降谷さんと寝食を共にしていたマンションは私の意識がどこかに行っている間に引き払ってしまったようで退院してからは新たな住処で腰を落ち着けることとなった。
以前とは違い、晴れて正式に降谷さんの彼女になったのでダブルベットで仲良く朝を迎えている。不思議なことに何年も私を悩ませてきた睡眠障害と摂食障害は改善しつつあり、それはもう穏やかな日々を過ごしている。
前述では“仲良く朝を迎えて…”とあるが悲しいことにそれでは語弊がある。組織瓦解に成功し、潜入捜査から足を洗ったとはいえ彼は今でも仕事がとても忙しく私が目を覚ます頃には庁舎で書類とにらめっこをしている。
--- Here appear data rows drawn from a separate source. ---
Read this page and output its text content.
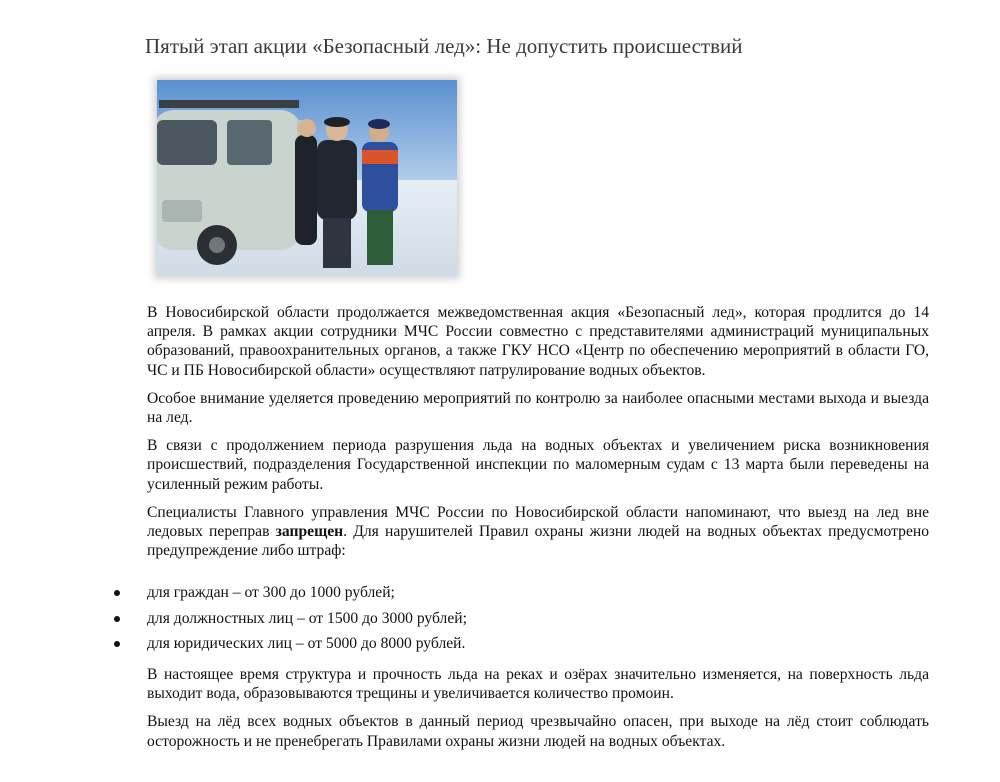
Пятый этап акции «Безопасный лед»: Не допустить происшествий

В Новосибирской области продолжается межведомственная акция «Безопасный лед», которая продлится до 14 апреля. В рамках акции сотрудники МЧС России совместно с представителями администраций муниципальных образований, правоохранительных органов, а также ГКУ НСО «Центр по обеспечению мероприятий в области ГО, ЧС и ПБ Новосибирской области» осуществляют патрулирование водных объектов.

Особое внимание уделяется проведению мероприятий по контролю за наиболее опасными местами выхода и выезда на лед.

В связи с продолжением периода разрушения льда на водных объектах и увеличением риска возникновения происшествий, подразделения Государственной инспекции по маломерным судам с 13 марта были переведены на усиленный режим работы.

Специалисты Главного управления МЧС России по Новосибирской области напоминают, что выезд на лед вне ледовых переправ запрещен. Для нарушителей Правил охраны жизни людей на водных объектах предусмотрено предупреждение либо штраф:

для граждан – от 300 до 1000 рублей;
для должностных лиц – от 1500 до 3000 рублей;
для юридических лиц – от 5000 до 8000 рублей.

В настоящее время структура и прочность льда на реках и озёрах значительно изменяется, на поверхность льда выходит вода, образовываются трещины и увеличивается количество промоин.

Выезд на лёд всех водных объектов в данный период чрезвычайно опасен, при выходе на лёд стоит соблюдать осторожность и не пренебрегать Правилами охраны жизни людей на водных объектах.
私と言えば、例の一件の前に話していた成長促進剤の投与が現状では始められないということで自宅での療養を余儀なくされている。日中は一人になることもあるが、風見さんが様子を見に来てくれるのでその度に一般常識や私の不得意な敬語など、一人の大人として生きていけるよう教育してくれている。
以前と全く異なるがそれなりにやることの多い日々を過ごしていた。
そして彼はほぼ毎日忙しい朝を迎えているにもかかわらず、必ず私の食事と置手紙をテーブルに残していく。朝こそ早いものの夕方には帰宅し私のリハビリと言う名の筋力トレーニングに付き合ってくれた。
…それはもう体育課且つ運動部顧問の教師顔負けのスパルタ指導で。




「はいあと一セット、気合い入れて。」
「いや…っもうむりです。」
「無理じゃない、出来る。気合。」




ワイドスクワット三十回、三セットは正気の沙汰じゃない。人生初の筋力トレーニング、ましてや超ハードトレーニングに翌日立ち上がれなくなったのは言うまでもない。思い出すだけで膝が笑う。トレーニング中の降谷さんだけはきらいだ。
今日も相変わらず筋肉痛に悶えている。毎日続けていても筋肉痛が起きなかったことはないし、見た目には一向に変化が見られない。かなり努力しているつもりだが、頑張りが足りなかったのだろうかと少し不安になる。
呼び鈴が落ち着いたメロディーを奏でる。先に話題にあがった風見さんの到着だ。彼は合い鍵を持っているが無断で部屋に入ってくることはなく必ず入室前にインターホンを鳴らす。昨日のプランクで痛めた腹を押さえながら小走りで玄関へと向かった。

「はーい。風見さ…ん、ははっあ、なにそれっ!」

扉の前に立っていたのは私のよく知る風見裕也ではなく、降谷さんの仮面を付けた大男だった。思いもしない素っ頓狂な訪問の仕方に笑いが止まらず痛みに悶えた。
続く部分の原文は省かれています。